Once D. Vignesh's school reopens next month, his mother has promised to pack more nutritional and appealing variety of items in the lunch box.
Thanks to a summer camp conducted in the school which also offered select activities for parents to participate, his mother D. Kamatchi, a homemaker, was back to school for two weeks.
She enrolled in three activities – cooking, spoken English and handwriting. “I had a specific reason for selecting these activities,” says Ms. Kamatchi, whose son studies in Shree Niketan Matriculation Higher Secondary School in Tiruvallur.
“Sambar rice and idli is what I often pack for his lunch, which can get boring for children. It was a different experience learning recipes in a class, rather than from the television. We were taught healthy and nutritious recipes that would appeal to children,” she says. The other two activities, she says, will help her get more involved while teaching Vignesh.
Quite a number of schools and summer camp organisers have introduced activities in such a way that parents get a break from their regular schedule and they get to hone their skills in an activity or two. These activities range for an hour or two. T
he idea is also to engage the parent who accompanies the child to the summer camp.
Kaligi Ranganathan Montford Matriculation Higher Secondary School in Perambur has been conducting summer camp for parents for the last five years.
Parents of primary class children are the major participants in these camps. Besides yoga, embroidery and glass painting, flower arrangement was a new addition the school authorities introduced this time.
Apart from socialising with others, some parents like to learn the nuance of an art their child is learning.
T.M. Kothandaraman, a parent, for instance, took permission from office to attend a keyboard class in the school for a week. “I wanted to get a feel of summer camp. As my son is already learning keyboard, I thought the least I could do is appreciate the art, for which you need to know the basics of it,” he says.

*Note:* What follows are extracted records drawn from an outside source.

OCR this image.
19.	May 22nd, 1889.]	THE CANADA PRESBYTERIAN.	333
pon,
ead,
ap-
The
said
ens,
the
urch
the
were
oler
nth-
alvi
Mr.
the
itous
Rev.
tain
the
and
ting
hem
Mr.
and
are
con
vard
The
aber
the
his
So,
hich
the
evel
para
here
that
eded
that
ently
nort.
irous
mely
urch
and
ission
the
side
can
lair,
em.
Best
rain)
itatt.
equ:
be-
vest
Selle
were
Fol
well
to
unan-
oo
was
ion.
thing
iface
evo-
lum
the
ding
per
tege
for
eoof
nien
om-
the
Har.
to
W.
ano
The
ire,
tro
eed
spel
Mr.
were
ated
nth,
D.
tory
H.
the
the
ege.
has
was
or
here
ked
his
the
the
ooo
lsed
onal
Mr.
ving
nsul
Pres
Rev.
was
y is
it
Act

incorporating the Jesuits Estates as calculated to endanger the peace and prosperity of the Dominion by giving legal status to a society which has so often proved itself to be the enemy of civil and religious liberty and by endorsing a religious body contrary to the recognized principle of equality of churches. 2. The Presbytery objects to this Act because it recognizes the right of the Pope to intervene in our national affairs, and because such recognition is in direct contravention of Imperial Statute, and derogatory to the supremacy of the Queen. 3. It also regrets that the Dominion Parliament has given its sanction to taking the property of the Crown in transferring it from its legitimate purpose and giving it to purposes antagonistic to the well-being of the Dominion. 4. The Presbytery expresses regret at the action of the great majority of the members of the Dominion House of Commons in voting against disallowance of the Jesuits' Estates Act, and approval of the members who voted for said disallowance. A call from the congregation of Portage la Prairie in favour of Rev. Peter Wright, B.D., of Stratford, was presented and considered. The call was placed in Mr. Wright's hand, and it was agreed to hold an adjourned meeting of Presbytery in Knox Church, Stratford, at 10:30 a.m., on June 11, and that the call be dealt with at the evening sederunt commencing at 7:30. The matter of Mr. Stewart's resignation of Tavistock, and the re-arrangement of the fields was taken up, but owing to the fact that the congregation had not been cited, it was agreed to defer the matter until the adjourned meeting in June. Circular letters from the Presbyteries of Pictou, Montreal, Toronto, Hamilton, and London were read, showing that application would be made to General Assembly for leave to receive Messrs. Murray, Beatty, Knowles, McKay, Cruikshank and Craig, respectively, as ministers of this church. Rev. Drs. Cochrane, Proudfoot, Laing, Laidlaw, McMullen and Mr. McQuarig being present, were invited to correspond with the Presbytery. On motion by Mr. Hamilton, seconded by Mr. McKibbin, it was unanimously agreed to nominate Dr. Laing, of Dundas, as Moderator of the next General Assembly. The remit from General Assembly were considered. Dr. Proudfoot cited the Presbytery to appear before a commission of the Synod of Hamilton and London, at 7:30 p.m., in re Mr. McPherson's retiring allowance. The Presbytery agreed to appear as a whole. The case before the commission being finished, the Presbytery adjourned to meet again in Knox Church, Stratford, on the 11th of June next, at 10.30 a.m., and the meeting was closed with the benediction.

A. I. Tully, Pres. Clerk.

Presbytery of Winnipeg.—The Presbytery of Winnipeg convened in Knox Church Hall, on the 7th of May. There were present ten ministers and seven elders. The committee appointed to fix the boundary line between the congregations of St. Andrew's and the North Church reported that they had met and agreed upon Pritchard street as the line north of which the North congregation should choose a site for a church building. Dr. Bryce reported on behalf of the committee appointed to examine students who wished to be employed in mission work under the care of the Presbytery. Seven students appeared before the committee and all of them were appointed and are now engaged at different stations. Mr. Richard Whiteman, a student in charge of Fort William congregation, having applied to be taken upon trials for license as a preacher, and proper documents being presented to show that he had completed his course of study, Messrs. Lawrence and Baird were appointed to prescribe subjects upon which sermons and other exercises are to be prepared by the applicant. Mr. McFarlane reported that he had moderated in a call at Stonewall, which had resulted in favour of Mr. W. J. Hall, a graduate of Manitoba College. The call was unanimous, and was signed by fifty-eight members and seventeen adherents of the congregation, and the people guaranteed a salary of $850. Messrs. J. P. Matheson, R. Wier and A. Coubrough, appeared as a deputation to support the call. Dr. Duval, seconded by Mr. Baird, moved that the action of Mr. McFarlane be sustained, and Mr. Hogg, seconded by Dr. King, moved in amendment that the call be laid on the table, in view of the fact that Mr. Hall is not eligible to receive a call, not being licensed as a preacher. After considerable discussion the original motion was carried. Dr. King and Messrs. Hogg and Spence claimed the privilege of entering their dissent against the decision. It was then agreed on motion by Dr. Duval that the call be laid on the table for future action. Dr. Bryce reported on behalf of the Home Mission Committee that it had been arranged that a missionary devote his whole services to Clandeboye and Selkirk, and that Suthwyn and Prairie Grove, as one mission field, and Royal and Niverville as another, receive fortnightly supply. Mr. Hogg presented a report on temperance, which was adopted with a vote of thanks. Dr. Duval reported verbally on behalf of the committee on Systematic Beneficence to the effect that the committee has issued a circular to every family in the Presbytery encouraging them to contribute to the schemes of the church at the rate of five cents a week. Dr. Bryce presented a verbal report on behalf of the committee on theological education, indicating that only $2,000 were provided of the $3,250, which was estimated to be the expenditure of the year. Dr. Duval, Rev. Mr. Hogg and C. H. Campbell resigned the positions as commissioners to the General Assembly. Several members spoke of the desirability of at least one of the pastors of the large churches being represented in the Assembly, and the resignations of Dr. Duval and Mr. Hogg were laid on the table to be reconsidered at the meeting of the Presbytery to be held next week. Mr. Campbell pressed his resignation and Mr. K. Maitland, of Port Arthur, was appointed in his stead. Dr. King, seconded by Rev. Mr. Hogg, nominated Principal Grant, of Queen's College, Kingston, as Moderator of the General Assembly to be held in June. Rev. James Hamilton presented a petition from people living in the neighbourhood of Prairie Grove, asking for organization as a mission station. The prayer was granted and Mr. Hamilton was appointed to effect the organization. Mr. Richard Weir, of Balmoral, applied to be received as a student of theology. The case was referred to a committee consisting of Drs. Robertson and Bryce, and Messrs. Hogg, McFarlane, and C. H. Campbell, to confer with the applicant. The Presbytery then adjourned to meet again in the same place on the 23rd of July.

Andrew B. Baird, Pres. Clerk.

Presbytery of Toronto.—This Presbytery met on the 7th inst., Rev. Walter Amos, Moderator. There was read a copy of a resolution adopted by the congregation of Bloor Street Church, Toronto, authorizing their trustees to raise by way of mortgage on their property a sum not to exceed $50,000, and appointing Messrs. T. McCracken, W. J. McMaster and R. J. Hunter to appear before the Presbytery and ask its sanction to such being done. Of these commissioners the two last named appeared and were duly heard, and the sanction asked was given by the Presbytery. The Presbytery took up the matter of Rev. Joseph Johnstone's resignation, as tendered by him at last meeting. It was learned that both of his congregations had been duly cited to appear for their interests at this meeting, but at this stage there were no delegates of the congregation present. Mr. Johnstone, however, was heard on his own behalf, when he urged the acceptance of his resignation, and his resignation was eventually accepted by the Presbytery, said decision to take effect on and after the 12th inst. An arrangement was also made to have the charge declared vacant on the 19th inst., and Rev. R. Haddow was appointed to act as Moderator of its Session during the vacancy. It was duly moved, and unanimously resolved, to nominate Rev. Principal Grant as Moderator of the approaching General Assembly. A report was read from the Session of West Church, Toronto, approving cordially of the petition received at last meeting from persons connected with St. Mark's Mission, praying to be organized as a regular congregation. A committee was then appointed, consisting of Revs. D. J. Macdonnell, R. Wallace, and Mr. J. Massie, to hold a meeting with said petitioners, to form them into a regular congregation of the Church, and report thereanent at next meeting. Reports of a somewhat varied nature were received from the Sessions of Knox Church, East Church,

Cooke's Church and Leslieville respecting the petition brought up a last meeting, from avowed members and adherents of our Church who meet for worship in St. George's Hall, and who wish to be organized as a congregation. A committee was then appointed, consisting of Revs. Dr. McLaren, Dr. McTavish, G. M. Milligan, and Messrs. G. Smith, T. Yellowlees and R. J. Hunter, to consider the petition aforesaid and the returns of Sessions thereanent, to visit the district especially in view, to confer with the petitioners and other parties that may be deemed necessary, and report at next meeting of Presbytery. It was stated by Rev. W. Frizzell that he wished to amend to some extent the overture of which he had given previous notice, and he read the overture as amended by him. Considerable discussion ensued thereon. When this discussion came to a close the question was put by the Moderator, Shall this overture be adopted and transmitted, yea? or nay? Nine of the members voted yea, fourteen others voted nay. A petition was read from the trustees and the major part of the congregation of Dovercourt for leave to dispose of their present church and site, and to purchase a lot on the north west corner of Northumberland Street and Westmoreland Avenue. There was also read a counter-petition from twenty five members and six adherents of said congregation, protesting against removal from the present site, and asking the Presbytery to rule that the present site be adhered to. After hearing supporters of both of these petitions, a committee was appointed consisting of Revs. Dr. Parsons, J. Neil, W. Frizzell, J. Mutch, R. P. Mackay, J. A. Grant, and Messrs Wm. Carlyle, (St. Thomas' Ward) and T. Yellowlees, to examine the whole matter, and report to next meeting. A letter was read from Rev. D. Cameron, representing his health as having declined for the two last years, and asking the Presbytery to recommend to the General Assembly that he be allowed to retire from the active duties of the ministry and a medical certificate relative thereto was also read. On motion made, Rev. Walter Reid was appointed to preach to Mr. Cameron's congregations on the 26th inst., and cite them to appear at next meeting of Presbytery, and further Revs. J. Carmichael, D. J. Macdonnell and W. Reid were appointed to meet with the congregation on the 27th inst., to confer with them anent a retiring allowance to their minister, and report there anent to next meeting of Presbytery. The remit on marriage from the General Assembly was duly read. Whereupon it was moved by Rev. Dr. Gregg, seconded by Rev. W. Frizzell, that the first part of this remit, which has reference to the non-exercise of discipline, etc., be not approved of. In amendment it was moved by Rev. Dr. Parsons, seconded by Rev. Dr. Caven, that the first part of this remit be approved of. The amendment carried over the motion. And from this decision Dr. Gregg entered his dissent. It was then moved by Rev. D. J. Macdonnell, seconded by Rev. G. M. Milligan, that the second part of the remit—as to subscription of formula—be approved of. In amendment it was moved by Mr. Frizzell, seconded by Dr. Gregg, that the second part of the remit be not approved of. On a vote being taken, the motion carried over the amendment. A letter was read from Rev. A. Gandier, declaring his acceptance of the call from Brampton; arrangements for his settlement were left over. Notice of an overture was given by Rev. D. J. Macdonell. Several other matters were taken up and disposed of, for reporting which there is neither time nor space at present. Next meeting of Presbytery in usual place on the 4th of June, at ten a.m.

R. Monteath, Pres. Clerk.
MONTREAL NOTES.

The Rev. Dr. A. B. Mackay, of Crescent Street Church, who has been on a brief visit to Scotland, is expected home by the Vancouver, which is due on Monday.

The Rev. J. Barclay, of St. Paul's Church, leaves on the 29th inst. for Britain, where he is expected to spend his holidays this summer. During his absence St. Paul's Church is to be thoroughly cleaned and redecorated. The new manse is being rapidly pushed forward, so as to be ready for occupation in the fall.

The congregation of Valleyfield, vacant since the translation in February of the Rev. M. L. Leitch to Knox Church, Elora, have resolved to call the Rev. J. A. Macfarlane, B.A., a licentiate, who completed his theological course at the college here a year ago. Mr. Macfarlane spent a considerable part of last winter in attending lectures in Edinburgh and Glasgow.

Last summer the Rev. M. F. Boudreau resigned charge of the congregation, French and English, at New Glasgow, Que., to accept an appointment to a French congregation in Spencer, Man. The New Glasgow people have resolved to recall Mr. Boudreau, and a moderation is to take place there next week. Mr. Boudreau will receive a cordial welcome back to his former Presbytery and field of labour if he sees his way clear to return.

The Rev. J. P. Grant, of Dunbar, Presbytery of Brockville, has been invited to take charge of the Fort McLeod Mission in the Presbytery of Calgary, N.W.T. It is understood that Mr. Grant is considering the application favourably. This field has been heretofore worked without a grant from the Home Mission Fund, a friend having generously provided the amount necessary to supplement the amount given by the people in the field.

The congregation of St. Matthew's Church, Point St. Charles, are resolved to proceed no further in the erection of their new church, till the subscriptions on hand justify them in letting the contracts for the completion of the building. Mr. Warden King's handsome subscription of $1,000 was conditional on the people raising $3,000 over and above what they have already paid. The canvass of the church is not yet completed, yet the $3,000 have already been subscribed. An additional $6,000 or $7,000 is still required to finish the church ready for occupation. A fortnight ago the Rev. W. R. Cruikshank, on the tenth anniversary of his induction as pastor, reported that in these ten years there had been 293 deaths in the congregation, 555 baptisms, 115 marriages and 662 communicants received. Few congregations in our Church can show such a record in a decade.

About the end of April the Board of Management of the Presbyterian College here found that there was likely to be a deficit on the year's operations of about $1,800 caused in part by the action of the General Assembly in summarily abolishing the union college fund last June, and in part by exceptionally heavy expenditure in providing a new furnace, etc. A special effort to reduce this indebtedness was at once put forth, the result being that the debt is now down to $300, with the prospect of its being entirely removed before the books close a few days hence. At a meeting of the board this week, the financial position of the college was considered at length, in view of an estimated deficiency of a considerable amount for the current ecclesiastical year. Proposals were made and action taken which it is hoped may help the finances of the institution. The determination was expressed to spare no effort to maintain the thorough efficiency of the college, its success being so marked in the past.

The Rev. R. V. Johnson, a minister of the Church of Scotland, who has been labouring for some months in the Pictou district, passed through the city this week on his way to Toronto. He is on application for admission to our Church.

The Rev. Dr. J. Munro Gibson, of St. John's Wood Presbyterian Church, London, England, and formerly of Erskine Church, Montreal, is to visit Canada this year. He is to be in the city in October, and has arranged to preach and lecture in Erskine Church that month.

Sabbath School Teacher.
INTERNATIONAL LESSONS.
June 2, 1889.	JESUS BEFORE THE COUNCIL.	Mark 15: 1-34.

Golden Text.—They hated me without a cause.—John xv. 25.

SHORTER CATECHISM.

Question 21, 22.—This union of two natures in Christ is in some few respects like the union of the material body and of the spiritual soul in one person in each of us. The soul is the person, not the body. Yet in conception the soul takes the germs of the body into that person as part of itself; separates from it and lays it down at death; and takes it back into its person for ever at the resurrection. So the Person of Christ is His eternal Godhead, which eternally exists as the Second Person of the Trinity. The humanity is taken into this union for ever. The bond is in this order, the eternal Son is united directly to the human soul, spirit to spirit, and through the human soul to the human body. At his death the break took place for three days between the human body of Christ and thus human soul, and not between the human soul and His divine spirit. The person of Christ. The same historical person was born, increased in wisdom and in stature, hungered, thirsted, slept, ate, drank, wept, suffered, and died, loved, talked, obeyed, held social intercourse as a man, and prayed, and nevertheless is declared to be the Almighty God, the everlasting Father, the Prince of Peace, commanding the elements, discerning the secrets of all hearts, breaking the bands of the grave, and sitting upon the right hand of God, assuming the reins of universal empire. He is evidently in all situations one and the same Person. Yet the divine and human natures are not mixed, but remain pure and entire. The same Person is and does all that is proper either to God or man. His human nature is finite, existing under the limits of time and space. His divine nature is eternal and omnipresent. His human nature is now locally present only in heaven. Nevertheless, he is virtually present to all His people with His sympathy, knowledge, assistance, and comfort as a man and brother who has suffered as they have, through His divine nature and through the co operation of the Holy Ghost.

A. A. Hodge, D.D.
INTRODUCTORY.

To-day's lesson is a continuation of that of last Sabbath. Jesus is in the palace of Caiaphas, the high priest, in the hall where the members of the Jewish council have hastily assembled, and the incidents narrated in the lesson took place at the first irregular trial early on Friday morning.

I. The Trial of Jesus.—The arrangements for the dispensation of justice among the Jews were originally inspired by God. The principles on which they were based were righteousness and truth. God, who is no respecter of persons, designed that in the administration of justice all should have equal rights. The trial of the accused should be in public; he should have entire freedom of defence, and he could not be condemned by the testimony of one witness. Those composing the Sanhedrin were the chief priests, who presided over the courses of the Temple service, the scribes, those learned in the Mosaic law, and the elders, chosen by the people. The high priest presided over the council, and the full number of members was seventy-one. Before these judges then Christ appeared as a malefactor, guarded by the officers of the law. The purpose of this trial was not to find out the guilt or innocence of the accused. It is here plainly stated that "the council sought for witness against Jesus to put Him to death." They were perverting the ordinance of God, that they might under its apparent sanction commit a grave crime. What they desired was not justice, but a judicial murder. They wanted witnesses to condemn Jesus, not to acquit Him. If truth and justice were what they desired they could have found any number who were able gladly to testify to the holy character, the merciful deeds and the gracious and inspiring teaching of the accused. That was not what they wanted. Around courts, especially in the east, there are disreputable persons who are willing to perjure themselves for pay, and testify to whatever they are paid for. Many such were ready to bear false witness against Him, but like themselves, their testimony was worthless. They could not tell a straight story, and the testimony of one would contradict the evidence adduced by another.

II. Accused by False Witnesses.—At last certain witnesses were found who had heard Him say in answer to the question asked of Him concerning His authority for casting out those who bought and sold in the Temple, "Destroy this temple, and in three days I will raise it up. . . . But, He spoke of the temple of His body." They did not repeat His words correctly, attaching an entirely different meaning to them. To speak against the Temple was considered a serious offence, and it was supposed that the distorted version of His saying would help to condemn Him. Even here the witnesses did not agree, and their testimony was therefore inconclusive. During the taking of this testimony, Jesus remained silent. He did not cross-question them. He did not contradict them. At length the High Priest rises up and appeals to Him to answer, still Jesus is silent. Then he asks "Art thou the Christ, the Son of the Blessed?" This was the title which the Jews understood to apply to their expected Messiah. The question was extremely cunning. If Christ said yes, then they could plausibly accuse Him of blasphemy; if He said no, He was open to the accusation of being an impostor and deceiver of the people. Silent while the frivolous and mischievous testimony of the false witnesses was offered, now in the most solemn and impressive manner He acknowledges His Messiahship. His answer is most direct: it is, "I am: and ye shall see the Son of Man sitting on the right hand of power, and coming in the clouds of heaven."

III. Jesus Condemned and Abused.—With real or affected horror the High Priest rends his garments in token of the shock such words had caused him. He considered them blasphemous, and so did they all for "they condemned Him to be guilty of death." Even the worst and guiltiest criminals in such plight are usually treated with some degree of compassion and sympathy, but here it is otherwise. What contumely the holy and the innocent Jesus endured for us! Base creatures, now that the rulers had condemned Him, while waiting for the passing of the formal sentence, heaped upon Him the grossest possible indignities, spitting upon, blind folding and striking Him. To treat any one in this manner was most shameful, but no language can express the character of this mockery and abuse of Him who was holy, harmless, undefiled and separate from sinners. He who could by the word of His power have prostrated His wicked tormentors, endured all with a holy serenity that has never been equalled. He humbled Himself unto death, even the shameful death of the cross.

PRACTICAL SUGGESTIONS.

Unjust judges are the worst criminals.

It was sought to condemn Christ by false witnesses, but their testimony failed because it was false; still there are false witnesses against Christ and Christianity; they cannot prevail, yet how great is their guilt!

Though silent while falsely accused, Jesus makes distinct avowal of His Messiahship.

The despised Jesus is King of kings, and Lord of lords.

Summer camp managers say they get requests from the organisers to involve parents and the children such that they spend time together.
Vandana Gobind, a freelancer who does activities with children, says she has conducted camps at IT companies, though not necessarily during vacations, where craft and storytelling sessions are organised for children and their parents.
Conducting an activity for a group of children and parents requires a different approach.
“It is much easier handling parents than children, but the challenge is that the grown-ups are generally pre-occupied,” says Latha Subramanian, who conducts story-origami workshops. “I have grandparents who want to enrol in the workshop to teach their grandchildren and I also get calls from ladies associations,” she adds.
But not all summer camps are open to the idea of conducting activities for parents. “We have parents who say that they would like to spend a few hours alone during summer vacations,” says a camp organiser.